Jennifer Lawrence carries the film, as she did with The Hunger Games. There is something really special in the way she carries herself, the use of her voice and her eyes, that makes her one of those rare acting personalities that seem to reach inside you. Some actors have “it” and she has “it” in spades. Her body of work is already very impressive, considering her youth. Her acting in Winter’s Bone is amazing, as is her Academy Award winning performance in Silver Linings Playbook and I’m hoping that she chooses her scripts well and has one of those careers that is meteoric.

All of the supporting actors that were great in the first movie reprise their roles in this sequel–Donald Sutherland as President Snow, Stanley Tucci as Caesar, Elizabeth Banks as Effie, and Woody Harrelson as Haymitch are all perfect. The best performance of this group is given by Elizabeth Banks, who portrays a moving character arc as Effie, bringing her full turn from giddy capital gadfly to broken realist. In addition, there are a couple of new characters here that really make the story go. First of all, Phillip Seymour Hoffman plays Plutarch Evansby, the new Head Gamemaker, and secondly, Jena Malone is cast as Joanna, the misfit victor who joins the revolution along with Plutarch.. Both of them are really great.

All of the scenes inside the new Hunger Games arena are extremely well-done. They have visualized the arena from the book very precisely and it makes a terrific battleground. The clock dangers, especially the poisonous fog and the attack of the apes, are heart-pounding sequences and memorable filmmaking.

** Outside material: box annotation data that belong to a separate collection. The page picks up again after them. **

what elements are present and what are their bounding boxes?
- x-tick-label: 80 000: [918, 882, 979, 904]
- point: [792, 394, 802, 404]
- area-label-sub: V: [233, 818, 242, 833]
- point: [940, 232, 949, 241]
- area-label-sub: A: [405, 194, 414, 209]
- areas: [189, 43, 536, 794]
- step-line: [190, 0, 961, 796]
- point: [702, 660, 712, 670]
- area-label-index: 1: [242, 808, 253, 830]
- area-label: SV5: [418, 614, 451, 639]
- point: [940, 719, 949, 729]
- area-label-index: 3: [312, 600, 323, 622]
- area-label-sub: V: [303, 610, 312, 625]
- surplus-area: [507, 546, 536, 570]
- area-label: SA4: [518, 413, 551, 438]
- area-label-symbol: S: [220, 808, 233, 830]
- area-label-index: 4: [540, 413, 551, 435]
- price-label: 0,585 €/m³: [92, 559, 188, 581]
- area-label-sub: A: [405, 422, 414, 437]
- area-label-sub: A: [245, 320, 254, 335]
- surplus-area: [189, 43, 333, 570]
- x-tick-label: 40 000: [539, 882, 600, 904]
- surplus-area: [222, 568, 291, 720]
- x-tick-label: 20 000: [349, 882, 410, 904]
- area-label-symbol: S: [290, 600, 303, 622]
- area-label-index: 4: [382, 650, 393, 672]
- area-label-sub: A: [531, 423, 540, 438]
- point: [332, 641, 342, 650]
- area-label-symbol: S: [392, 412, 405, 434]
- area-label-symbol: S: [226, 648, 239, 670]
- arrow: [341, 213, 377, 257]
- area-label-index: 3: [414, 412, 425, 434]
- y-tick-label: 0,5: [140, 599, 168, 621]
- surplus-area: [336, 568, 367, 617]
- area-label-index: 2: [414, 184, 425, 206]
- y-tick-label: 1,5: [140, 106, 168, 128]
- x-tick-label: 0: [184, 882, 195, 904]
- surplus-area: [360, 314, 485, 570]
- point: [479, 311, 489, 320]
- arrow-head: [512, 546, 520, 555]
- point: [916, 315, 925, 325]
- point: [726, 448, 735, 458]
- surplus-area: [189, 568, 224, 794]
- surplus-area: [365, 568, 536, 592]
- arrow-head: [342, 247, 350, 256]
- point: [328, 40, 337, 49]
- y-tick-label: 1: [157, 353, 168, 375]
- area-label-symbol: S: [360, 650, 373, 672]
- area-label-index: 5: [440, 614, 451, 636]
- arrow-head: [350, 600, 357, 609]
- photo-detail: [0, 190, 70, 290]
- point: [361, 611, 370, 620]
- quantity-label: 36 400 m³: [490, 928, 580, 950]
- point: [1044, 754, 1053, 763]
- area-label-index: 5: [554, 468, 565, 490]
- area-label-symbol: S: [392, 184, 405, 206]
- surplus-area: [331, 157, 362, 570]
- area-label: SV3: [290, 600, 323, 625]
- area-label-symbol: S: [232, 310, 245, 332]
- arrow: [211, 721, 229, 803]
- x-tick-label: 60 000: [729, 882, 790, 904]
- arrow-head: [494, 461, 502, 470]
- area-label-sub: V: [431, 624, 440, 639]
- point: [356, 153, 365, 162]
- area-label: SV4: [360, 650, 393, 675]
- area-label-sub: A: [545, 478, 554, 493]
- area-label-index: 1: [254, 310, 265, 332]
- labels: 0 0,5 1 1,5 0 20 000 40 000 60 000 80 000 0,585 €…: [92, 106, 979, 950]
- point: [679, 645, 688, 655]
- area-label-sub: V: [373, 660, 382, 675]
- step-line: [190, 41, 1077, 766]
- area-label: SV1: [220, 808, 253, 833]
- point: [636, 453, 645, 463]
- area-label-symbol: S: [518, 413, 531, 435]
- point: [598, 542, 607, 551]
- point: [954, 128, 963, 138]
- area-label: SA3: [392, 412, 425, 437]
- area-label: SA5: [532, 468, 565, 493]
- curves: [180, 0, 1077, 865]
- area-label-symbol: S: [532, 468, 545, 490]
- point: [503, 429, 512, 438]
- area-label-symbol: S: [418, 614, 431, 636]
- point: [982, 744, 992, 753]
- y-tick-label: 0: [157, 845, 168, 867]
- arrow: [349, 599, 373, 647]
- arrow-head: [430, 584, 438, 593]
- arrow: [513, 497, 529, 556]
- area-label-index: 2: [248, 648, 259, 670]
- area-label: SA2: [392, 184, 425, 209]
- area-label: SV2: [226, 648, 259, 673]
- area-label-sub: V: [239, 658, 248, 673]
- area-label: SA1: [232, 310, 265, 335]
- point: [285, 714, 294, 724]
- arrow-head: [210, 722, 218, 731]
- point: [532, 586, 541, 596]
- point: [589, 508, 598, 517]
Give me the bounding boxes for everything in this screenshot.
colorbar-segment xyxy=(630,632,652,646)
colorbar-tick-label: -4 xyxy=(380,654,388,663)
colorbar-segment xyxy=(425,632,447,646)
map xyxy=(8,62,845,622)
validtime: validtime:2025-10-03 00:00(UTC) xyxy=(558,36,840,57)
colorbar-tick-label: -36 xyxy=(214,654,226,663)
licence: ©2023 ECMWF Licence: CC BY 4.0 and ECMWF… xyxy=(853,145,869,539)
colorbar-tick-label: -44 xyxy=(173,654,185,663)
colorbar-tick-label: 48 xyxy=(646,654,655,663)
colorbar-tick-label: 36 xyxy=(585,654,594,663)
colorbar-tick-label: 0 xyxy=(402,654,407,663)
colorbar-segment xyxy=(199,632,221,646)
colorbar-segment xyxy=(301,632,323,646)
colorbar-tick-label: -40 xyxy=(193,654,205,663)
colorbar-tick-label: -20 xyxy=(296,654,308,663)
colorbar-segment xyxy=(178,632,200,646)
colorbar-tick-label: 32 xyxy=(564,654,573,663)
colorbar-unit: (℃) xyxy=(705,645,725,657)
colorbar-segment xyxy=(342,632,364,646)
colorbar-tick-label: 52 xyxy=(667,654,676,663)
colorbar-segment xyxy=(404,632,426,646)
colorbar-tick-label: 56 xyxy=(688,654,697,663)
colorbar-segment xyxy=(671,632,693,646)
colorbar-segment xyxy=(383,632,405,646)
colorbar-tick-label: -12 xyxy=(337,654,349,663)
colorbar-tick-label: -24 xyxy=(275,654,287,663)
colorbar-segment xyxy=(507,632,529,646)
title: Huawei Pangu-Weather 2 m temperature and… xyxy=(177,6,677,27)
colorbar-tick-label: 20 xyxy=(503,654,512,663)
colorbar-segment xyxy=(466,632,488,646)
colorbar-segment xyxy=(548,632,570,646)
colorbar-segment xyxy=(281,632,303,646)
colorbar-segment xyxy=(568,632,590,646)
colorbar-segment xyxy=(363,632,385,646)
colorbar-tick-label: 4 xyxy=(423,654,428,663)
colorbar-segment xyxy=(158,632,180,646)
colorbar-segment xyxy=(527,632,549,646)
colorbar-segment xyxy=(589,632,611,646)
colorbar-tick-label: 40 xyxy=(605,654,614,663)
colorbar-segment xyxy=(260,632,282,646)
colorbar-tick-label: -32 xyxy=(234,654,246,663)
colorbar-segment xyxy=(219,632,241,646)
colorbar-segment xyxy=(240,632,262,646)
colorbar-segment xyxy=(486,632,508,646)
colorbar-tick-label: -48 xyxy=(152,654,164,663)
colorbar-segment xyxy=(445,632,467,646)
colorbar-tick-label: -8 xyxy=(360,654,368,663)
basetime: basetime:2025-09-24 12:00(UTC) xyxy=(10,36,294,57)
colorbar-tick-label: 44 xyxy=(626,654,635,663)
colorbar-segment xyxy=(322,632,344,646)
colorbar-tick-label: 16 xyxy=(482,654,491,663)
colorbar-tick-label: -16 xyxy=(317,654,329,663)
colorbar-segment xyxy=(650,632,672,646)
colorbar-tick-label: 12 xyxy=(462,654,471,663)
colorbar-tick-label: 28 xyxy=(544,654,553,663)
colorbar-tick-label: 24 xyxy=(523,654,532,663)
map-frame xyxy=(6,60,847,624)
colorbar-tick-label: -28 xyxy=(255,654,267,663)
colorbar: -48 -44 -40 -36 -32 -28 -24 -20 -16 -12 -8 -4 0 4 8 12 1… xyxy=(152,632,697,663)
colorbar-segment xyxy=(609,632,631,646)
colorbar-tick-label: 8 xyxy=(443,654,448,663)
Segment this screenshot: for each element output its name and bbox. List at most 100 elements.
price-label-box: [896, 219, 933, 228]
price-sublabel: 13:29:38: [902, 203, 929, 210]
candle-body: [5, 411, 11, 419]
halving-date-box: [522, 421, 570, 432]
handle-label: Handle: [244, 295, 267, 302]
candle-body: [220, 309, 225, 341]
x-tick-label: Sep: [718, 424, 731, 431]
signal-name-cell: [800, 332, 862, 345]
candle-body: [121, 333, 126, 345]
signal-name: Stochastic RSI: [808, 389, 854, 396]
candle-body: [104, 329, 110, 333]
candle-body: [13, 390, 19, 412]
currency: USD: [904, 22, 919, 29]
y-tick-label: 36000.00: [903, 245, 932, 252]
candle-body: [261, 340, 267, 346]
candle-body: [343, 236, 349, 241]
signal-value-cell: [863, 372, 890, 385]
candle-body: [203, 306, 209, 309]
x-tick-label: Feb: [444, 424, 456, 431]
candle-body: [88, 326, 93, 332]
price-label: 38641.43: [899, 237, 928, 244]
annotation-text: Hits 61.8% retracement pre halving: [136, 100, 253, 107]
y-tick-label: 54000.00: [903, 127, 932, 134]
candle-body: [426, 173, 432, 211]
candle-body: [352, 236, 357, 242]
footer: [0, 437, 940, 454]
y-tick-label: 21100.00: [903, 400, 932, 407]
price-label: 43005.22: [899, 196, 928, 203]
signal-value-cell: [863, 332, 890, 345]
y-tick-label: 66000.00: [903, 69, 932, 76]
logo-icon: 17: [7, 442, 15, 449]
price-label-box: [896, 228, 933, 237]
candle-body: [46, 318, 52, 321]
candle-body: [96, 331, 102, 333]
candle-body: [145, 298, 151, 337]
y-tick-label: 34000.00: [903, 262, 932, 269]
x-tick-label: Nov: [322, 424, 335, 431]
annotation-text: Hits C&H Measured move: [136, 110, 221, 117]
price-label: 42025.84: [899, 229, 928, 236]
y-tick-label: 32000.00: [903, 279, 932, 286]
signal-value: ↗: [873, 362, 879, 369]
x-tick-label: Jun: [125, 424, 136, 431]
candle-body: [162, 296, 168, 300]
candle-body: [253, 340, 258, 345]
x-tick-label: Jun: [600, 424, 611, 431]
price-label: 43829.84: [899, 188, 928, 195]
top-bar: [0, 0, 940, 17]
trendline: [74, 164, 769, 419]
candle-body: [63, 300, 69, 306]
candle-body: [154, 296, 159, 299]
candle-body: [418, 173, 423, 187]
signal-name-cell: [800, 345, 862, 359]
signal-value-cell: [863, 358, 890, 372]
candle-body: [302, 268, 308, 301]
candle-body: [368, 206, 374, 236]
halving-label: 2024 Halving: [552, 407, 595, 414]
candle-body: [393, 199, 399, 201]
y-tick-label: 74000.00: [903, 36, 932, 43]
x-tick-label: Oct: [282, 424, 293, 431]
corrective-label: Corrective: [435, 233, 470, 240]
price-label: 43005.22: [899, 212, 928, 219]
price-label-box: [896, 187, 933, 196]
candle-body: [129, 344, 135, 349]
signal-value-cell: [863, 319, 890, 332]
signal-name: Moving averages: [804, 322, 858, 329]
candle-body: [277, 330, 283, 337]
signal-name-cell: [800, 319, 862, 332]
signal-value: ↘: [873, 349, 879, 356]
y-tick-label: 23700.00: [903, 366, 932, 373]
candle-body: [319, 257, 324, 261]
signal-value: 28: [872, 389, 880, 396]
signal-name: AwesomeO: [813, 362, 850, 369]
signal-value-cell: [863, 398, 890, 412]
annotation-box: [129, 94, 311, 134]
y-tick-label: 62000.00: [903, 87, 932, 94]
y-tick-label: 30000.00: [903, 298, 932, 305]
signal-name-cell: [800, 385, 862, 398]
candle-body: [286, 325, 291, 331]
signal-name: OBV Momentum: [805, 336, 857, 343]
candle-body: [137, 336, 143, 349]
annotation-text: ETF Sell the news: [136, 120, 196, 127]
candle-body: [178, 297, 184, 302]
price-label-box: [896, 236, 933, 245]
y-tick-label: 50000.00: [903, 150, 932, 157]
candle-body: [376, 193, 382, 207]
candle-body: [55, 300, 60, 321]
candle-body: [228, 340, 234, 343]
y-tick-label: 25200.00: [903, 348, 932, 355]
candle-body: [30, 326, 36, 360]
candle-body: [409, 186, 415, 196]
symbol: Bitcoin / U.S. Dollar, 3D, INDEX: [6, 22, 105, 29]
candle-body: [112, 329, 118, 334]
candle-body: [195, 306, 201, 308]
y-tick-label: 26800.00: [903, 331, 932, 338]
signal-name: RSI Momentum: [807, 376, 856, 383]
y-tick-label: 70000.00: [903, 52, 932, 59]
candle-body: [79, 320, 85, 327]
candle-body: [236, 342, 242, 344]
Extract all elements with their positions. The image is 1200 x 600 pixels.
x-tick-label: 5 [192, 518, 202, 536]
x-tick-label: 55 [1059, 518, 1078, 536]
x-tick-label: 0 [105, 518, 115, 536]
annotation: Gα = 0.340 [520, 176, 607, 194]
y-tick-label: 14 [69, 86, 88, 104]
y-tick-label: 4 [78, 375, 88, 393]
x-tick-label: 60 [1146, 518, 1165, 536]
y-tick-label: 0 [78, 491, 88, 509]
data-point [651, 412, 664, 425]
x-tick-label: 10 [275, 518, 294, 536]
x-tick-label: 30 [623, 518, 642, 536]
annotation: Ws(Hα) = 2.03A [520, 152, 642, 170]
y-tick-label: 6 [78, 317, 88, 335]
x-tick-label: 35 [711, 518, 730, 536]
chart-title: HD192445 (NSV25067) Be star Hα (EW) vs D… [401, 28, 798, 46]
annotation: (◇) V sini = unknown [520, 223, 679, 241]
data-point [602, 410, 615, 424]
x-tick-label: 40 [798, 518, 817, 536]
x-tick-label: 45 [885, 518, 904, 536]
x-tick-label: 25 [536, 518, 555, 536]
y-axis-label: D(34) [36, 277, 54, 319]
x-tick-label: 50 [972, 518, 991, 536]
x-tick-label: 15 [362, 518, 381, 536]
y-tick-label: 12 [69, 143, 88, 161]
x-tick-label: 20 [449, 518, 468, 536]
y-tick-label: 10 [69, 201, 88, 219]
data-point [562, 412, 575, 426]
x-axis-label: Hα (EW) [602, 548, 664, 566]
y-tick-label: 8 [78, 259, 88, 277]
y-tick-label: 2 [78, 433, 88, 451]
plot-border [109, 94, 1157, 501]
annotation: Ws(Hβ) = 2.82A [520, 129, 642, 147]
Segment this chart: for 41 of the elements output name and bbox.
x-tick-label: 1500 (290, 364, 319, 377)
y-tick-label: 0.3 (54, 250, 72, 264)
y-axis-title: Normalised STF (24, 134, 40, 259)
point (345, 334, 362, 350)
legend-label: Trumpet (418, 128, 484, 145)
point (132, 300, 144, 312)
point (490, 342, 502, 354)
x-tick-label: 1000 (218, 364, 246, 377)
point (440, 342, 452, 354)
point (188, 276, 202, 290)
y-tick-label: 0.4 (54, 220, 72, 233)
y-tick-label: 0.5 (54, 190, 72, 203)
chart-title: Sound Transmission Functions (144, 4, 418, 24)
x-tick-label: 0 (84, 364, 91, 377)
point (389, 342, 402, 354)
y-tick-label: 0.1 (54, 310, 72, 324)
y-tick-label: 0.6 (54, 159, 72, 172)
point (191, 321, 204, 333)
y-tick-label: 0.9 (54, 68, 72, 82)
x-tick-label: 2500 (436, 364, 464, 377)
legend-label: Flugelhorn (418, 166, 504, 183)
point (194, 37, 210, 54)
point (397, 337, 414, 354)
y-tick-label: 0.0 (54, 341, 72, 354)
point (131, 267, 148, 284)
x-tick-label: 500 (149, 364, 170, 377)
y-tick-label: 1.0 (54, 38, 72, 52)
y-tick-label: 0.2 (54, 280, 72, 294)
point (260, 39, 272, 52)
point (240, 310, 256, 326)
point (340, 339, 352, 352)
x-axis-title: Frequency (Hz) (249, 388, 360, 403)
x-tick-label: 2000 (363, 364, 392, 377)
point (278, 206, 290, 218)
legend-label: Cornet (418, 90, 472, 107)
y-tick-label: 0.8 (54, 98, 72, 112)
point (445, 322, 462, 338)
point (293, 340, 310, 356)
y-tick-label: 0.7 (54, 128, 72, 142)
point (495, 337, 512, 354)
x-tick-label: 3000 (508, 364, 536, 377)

The final reason that the film is better than the novel is that the ending brought a feeling of resolution. I can’t stress enough how difficult this is, given that the ending is really (just like in the novel) a cliffhanger. I walked away from the movie looking forward to the final installment, but not feeling as if I had been left hanging. The final shot of Jennifer Lawrence’s face is way plenty to keep me going until Mockingjay finishes filming and is released. I loved the final graphic of the mockingjay’s twisting around from a silhouette posture and turning into something resembling a phoenix surrounded by flames in the circle. Beautiful.

If you loved The Hunger Games, I can almost guarantee that you’ll find Catching Fire to be a marvelous film and well worth the investment of time. Highly recommend.